Now let’s imagine the doctors gave appointments by date and time (imagination is our only hope for the time being) and let’s use a pessimistic estimate of the waiting time of 1 hour. In this case the parking congestion generated by each patient is 1 Carlang. Assuming again that a doctor sees 40 patients per day each doctor giving real appointments would generate 40 Carlangs. The math is simple. By giving an appointment by date and time the parking congestion is reduced to a third, at least! That means lower parking cost for the patients, significantly reduced congestion and higher vehicular rotation in the parking spots. Guess what else: higher probability of finding a spot, thus reducing driving time searching for a place to park. And since patients need to go at the time of the appointment instead of the rush hour, there is a better distribution of traffic over time of the day in the cities. And the parking issue does not stop here. Even the parking businesses would make more money. Why, you ask? The first hour in a parking lot is most of the time the most expensive. The customers that generate the highest gains are those that leave their car in the lot for less than one hour.

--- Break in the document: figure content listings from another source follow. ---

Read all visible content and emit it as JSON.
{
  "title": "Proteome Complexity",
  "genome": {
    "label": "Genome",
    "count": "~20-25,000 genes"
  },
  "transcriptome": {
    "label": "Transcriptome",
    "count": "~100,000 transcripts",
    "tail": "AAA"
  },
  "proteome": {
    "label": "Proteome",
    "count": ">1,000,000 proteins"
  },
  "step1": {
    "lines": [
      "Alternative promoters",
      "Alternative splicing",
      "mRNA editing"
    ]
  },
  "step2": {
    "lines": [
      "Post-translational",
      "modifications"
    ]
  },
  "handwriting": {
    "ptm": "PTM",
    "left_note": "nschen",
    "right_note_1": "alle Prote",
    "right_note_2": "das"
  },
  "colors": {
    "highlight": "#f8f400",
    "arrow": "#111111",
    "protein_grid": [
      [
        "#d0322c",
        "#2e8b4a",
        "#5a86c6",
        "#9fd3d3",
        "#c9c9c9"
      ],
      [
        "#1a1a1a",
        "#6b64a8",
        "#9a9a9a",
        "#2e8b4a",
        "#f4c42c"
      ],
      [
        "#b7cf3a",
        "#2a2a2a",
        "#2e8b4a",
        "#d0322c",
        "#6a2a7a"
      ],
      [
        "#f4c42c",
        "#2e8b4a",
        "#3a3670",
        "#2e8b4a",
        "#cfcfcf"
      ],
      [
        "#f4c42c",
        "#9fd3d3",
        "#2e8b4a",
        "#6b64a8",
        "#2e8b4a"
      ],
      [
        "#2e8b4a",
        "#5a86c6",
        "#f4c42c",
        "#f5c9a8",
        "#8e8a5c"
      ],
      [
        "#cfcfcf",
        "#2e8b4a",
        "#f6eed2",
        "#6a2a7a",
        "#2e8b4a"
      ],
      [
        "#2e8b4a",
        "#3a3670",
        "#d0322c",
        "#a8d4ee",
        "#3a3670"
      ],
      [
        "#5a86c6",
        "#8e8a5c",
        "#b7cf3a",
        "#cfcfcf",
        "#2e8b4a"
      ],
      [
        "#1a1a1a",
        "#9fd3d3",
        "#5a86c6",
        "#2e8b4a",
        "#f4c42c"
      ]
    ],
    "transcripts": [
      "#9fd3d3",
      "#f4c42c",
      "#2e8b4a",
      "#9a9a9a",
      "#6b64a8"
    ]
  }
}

Now let´s analyze the monetary aspect due to time absent from work. If the waiting time is 3 hours the patient for sure has to ask for at least half a day of leave. And this is optimistic. In many cases patients miss a full day of work. Again, I'll go easy on doctors. Assume that each patient is absent half a day, 4 hours. Assuming the patients earn $7 per hour, the cost for the patient's employer or to the patient is $28. If instead of missing 4 hours the patient had to be absent 2 hours, the cost would halve! As I said, this is an optimistic estimate because many patients earn more than $7 per hour and many loose a full day of work. Doctors, in addition to your cost, which is around $30 for non-specialist, which you charge to the insurance company, you are generating a high cost to the system. Your real cost is at best $58 per patient. Of course for a specialist this cost is significantly higher.
The impact does not stop there. There is also a health impact. A reunion of sick people in a waiting room is propitious to share bacterias and virus, in other words, spread infections. Add the stress of a long waiting time and you have low body defenses. The perfect soup to get sicker. And what about diabetic or hypoglycemic patients? They better take some food along or ...

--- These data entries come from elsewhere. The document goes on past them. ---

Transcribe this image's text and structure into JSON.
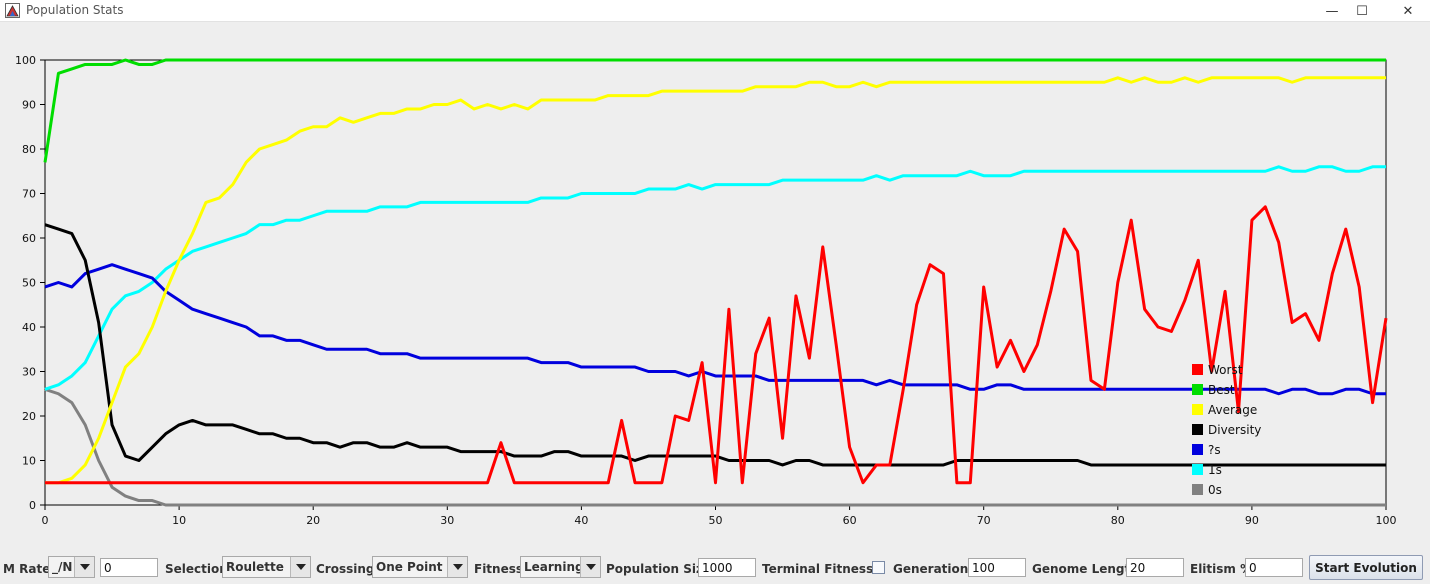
{
  "window": {
    "title": "Population Stats",
    "minimize_glyph": "—",
    "maximize_glyph": "☐",
    "close_glyph": "✕"
  },
  "chart_data": {
    "type": "line",
    "xlim": [
      0,
      100
    ],
    "ylim": [
      0,
      100
    ],
    "xticks": [
      "0",
      "10",
      "20",
      "30",
      "40",
      "50",
      "60",
      "70",
      "80",
      "90",
      "100"
    ],
    "yticks": [
      "0",
      "10",
      "20",
      "30",
      "40",
      "50",
      "60",
      "70",
      "80",
      "90",
      "100"
    ],
    "legend_position": "bottom-right",
    "series": [
      {
        "name": "Worst",
        "color": "#ff0000",
        "values": [
          5,
          5,
          5,
          5,
          5,
          5,
          5,
          5,
          5,
          5,
          5,
          5,
          5,
          5,
          5,
          5,
          5,
          5,
          5,
          5,
          5,
          5,
          5,
          5,
          5,
          5,
          5,
          5,
          5,
          5,
          5,
          5,
          5,
          5,
          14,
          5,
          5,
          5,
          5,
          5,
          5,
          5,
          5,
          19,
          5,
          5,
          5,
          20,
          19,
          32,
          5,
          44,
          5,
          34,
          42,
          15,
          47,
          33,
          58,
          36,
          13,
          5,
          9,
          9,
          26,
          45,
          54,
          52,
          5,
          5,
          49,
          31,
          37,
          30,
          36,
          48,
          62,
          57,
          28,
          26,
          50,
          64,
          44,
          40,
          39,
          46,
          55,
          30,
          48,
          21,
          64,
          67,
          59,
          41,
          43,
          37,
          52,
          62,
          49,
          23,
          42
        ]
      },
      {
        "name": "Best",
        "color": "#00dd00",
        "values": [
          77,
          97,
          98,
          99,
          99,
          99,
          100,
          99,
          99,
          100,
          100,
          100,
          100,
          100,
          100,
          100,
          100,
          100,
          100,
          100,
          100,
          100,
          100,
          100,
          100,
          100,
          100,
          100,
          100,
          100,
          100,
          100,
          100,
          100,
          100,
          100,
          100,
          100,
          100,
          100,
          100,
          100,
          100,
          100,
          100,
          100,
          100,
          100,
          100,
          100,
          100,
          100,
          100,
          100,
          100,
          100,
          100,
          100,
          100,
          100,
          100,
          100,
          100,
          100,
          100,
          100,
          100,
          100,
          100,
          100,
          100,
          100,
          100,
          100,
          100,
          100,
          100,
          100,
          100,
          100,
          100,
          100,
          100,
          100,
          100,
          100,
          100,
          100,
          100,
          100,
          100,
          100,
          100,
          100,
          100,
          100,
          100,
          100,
          100,
          100,
          100
        ]
      },
      {
        "name": "Average",
        "color": "#ffff00",
        "values": [
          5,
          5,
          6,
          9,
          15,
          23,
          31,
          34,
          40,
          48,
          55,
          61,
          68,
          69,
          72,
          77,
          80,
          81,
          82,
          84,
          85,
          85,
          87,
          86,
          87,
          88,
          88,
          89,
          89,
          90,
          90,
          91,
          89,
          90,
          89,
          90,
          89,
          91,
          91,
          91,
          91,
          91,
          92,
          92,
          92,
          92,
          93,
          93,
          93,
          93,
          93,
          93,
          93,
          94,
          94,
          94,
          94,
          95,
          95,
          94,
          94,
          95,
          94,
          95,
          95,
          95,
          95,
          95,
          95,
          95,
          95,
          95,
          95,
          95,
          95,
          95,
          95,
          95,
          95,
          95,
          96,
          95,
          96,
          95,
          95,
          96,
          95,
          96,
          96,
          96,
          96,
          96,
          96,
          95,
          96,
          96,
          96,
          96,
          96,
          96,
          96
        ]
      },
      {
        "name": "Diversity",
        "color": "#000000",
        "values": [
          63,
          62,
          61,
          55,
          41,
          18,
          11,
          10,
          13,
          16,
          18,
          19,
          18,
          18,
          18,
          17,
          16,
          16,
          15,
          15,
          14,
          14,
          13,
          14,
          14,
          13,
          13,
          14,
          13,
          13,
          13,
          12,
          12,
          12,
          12,
          11,
          11,
          11,
          12,
          12,
          11,
          11,
          11,
          11,
          10,
          11,
          11,
          11,
          11,
          11,
          11,
          10,
          10,
          10,
          10,
          9,
          10,
          10,
          9,
          9,
          9,
          9,
          9,
          9,
          9,
          9,
          9,
          9,
          10,
          10,
          10,
          10,
          10,
          10,
          10,
          10,
          10,
          10,
          9,
          9,
          9,
          9,
          9,
          9,
          9,
          9,
          9,
          9,
          9,
          9,
          9,
          9,
          9,
          9,
          9,
          9,
          9,
          9,
          9,
          9,
          9
        ]
      },
      {
        "name": "?s",
        "color": "#0000dd",
        "values": [
          49,
          50,
          49,
          52,
          53,
          54,
          53,
          52,
          51,
          48,
          46,
          44,
          43,
          42,
          41,
          40,
          38,
          38,
          37,
          37,
          36,
          35,
          35,
          35,
          35,
          34,
          34,
          34,
          33,
          33,
          33,
          33,
          33,
          33,
          33,
          33,
          33,
          32,
          32,
          32,
          31,
          31,
          31,
          31,
          31,
          30,
          30,
          30,
          29,
          30,
          29,
          29,
          29,
          29,
          28,
          28,
          28,
          28,
          28,
          28,
          28,
          28,
          27,
          28,
          27,
          27,
          27,
          27,
          27,
          26,
          26,
          27,
          27,
          26,
          26,
          26,
          26,
          26,
          26,
          26,
          26,
          26,
          26,
          26,
          26,
          26,
          26,
          26,
          26,
          26,
          26,
          26,
          25,
          26,
          26,
          25,
          25,
          26,
          26,
          25,
          25
        ]
      },
      {
        "name": "1s",
        "color": "#00ffff",
        "values": [
          26,
          27,
          29,
          32,
          38,
          44,
          47,
          48,
          50,
          53,
          55,
          57,
          58,
          59,
          60,
          61,
          63,
          63,
          64,
          64,
          65,
          66,
          66,
          66,
          66,
          67,
          67,
          67,
          68,
          68,
          68,
          68,
          68,
          68,
          68,
          68,
          68,
          69,
          69,
          69,
          70,
          70,
          70,
          70,
          70,
          71,
          71,
          71,
          72,
          71,
          72,
          72,
          72,
          72,
          72,
          73,
          73,
          73,
          73,
          73,
          73,
          73,
          74,
          73,
          74,
          74,
          74,
          74,
          74,
          75,
          74,
          74,
          74,
          75,
          75,
          75,
          75,
          75,
          75,
          75,
          75,
          75,
          75,
          75,
          75,
          75,
          75,
          75,
          75,
          75,
          75,
          75,
          76,
          75,
          75,
          76,
          76,
          75,
          75,
          76,
          76
        ]
      },
      {
        "name": "0s",
        "color": "#808080",
        "values": [
          26,
          25,
          23,
          18,
          10,
          4,
          2,
          1,
          1,
          0,
          0,
          0,
          0,
          0,
          0,
          0,
          0,
          0,
          0,
          0,
          0,
          0,
          0,
          0,
          0,
          0,
          0,
          0,
          0,
          0,
          0,
          0,
          0,
          0,
          0,
          0,
          0,
          0,
          0,
          0,
          0,
          0,
          0,
          0,
          0,
          0,
          0,
          0,
          0,
          0,
          0,
          0,
          0,
          0,
          0,
          0,
          0,
          0,
          0,
          0,
          0,
          0,
          0,
          0,
          0,
          0,
          0,
          0,
          0,
          0,
          0,
          0,
          0,
          0,
          0,
          0,
          0,
          0,
          0,
          0,
          0,
          0,
          0,
          0,
          0,
          0,
          0,
          0,
          0,
          0,
          0,
          0,
          0,
          0,
          0,
          0,
          0,
          0,
          0,
          0,
          0
        ]
      }
    ]
  },
  "controls": {
    "m_rate_label": "M Rate:",
    "m_rate_mode": "_/N",
    "m_rate_value": "0",
    "selection_label": "Selection",
    "selection_value": "Roulette",
    "crossing_label": "Crossing",
    "crossing_value": "One Point",
    "fitness_label": "Fitness",
    "fitness_value": "Learning",
    "population_label": "Population Size",
    "population_value": "1000",
    "terminal_label": "Terminal Fitness?",
    "terminal_checked": false,
    "generations_label": "Generations",
    "generations_value": "100",
    "genome_label": "Genome Length",
    "genome_value": "20",
    "elitism_label": "Elitism %",
    "elitism_value": "0",
    "start_label": "Start Evolution"
  }
}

And there is a cost for the doctors too. First they have to pay additional hours to their secretaries since they arrive two to three hours before the doctor does. Second, the waiting room needs to be larger as the number of people in the room is larger. If instead of 15 or 20 people in the waiting room there were only four to six the size of the waiting room would be significantly reduced. Plus the air condition system could be smaller and reduce the electricity bill. And water? Yes, water too. The shortest a person is in a place, the waiting room in this case, the lowest the probability that person is going to use the bathroom.
Surely there must be additional costs due to this hideous practice but I guess I got my message across, so I'll stop here.